If this day you only knew what makes for peace–
but now it is hidden from your eyes.
Luke 19: 42
When I sit in my prayer chair most mornings and Susie curls up asleep next to me, she seems so content while I try and center myself in prayer and meditation to find a few minutes of peace before I begin my day. It always amazes me–no matter what chaos surrounds us–a renovation crew tearing a bathroom apart, burst pipes, blizzards or major political overthrows of governments–our two cats manage to curl up in a ball and find a place to take a nap.
I can manage to sit. I even can bring a cup of coffee and a prayer book. And then picture a serene cat posed next to me purring by my side. How could I not only think of divine thoughts?

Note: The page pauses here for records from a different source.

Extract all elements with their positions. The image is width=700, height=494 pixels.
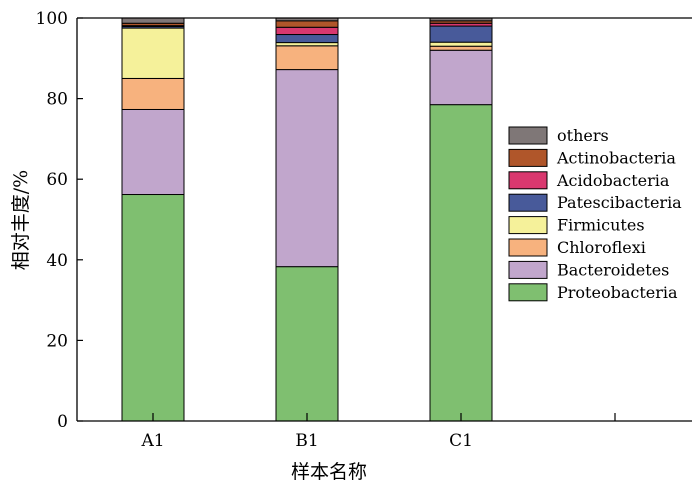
bar-b1-proteobacteria [275,266,339,422]
axes-layer [76,17,692,422]
bar-b1-patescibacteria [275,34,339,44]
ticks-layer: 0 20 40 60 80 100 A1 B1 C1 [36,9,616,451]
bar-c1-proteobacteria [429,104,493,422]
y-tick-label-40: 40 [46,251,68,271]
y-tick-label-80: 80 [46,90,68,110]
bar-a1-others [121,17,185,24]
y-tick-label-0: 0 [57,412,68,432]
x-tick-label-c1: C1 [449,431,473,451]
legend-swatch-proteobacteria [508,283,548,302]
bar-c1-chloroflexi [429,45,493,51]
y-tick-label-20: 20 [46,331,68,351]
legend-label-firmicutes: Firmicutes [557,216,645,235]
bar-a1-firmicutes [121,27,185,79]
bars-layer [121,17,493,422]
x-tick-label-a1: A1 [140,431,164,451]
legend-swatch-actinobacteria [508,148,548,167]
legend-swatch-acidobacteria [508,171,548,190]
bar-c1-bacteroidetes [429,49,493,106]
legend: others Actinobacteria Acidobacteria Patesci… [508,126,682,302]
bar-a1-chloroflexi [121,77,185,110]
legend-label-bacteroidetes: Bacteroidetes [557,260,669,279]
bar-a1-bacteroidetes [121,108,185,196]
y-axis-title: 相对丰度/% [10,170,32,270]
y-tick-label-100: 100 [36,9,68,29]
bar-c1-firmicutes [429,41,493,47]
bar-b1-actinobacteria [275,20,339,28]
legend-swatch-others [508,126,548,145]
legend-label-proteobacteria: Proteobacteria [557,283,678,302]
legend-label-others: others [557,126,609,145]
legend-label-patescibacteria: Patescibacteria [557,193,682,212]
bar-c1-patescibacteria [429,25,493,43]
legend-swatch-patescibacteria [508,193,548,212]
legend-swatch-chloroflexi [508,238,548,257]
legend-swatch-firmicutes [508,216,548,235]
x-tick-label-b1: B1 [295,431,318,451]
bar-b1-bacteroidetes [275,69,339,268]
legend-label-acidobacteria: Acidobacteria [556,171,670,190]
legend-label-chloroflexi: Chloroflexi [557,238,646,257]
bar-b1-chloroflexi [275,45,339,71]
legend-swatch-bacteroidetes [508,260,548,279]
bar-a1-proteobacteria [121,194,185,422]
bar-b1-acidobacteria [275,26,339,36]
x-axis-title: 样本名称 [291,461,367,483]
y-tick-label-60: 60 [46,170,68,190]
legend-label-actinobacteria: Actinobacteria [556,148,676,167]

Did I mention the impeachment hearings? Or my unopened emails? And then there’s that ping on an incoming phone message. What remains hidden from my eyes is what should be today’s path not all those other things swirling around in my head.
Susie stretches out her leg and remains asleep. Centered on remaining calm.
I forget how grateful I should feel–about being inside and warm, about getting together with my prayer group last night or about my daughter’s recovery from breast surgery.
What remains hidden behind my distractions is my very human nature which God already knows. As naturally as Susie likes to nap so do I look away from grace.
That’s why it’s always good to sit down with her in the morning and try to pray. Every once in a while, she actually gets me to do the right thing.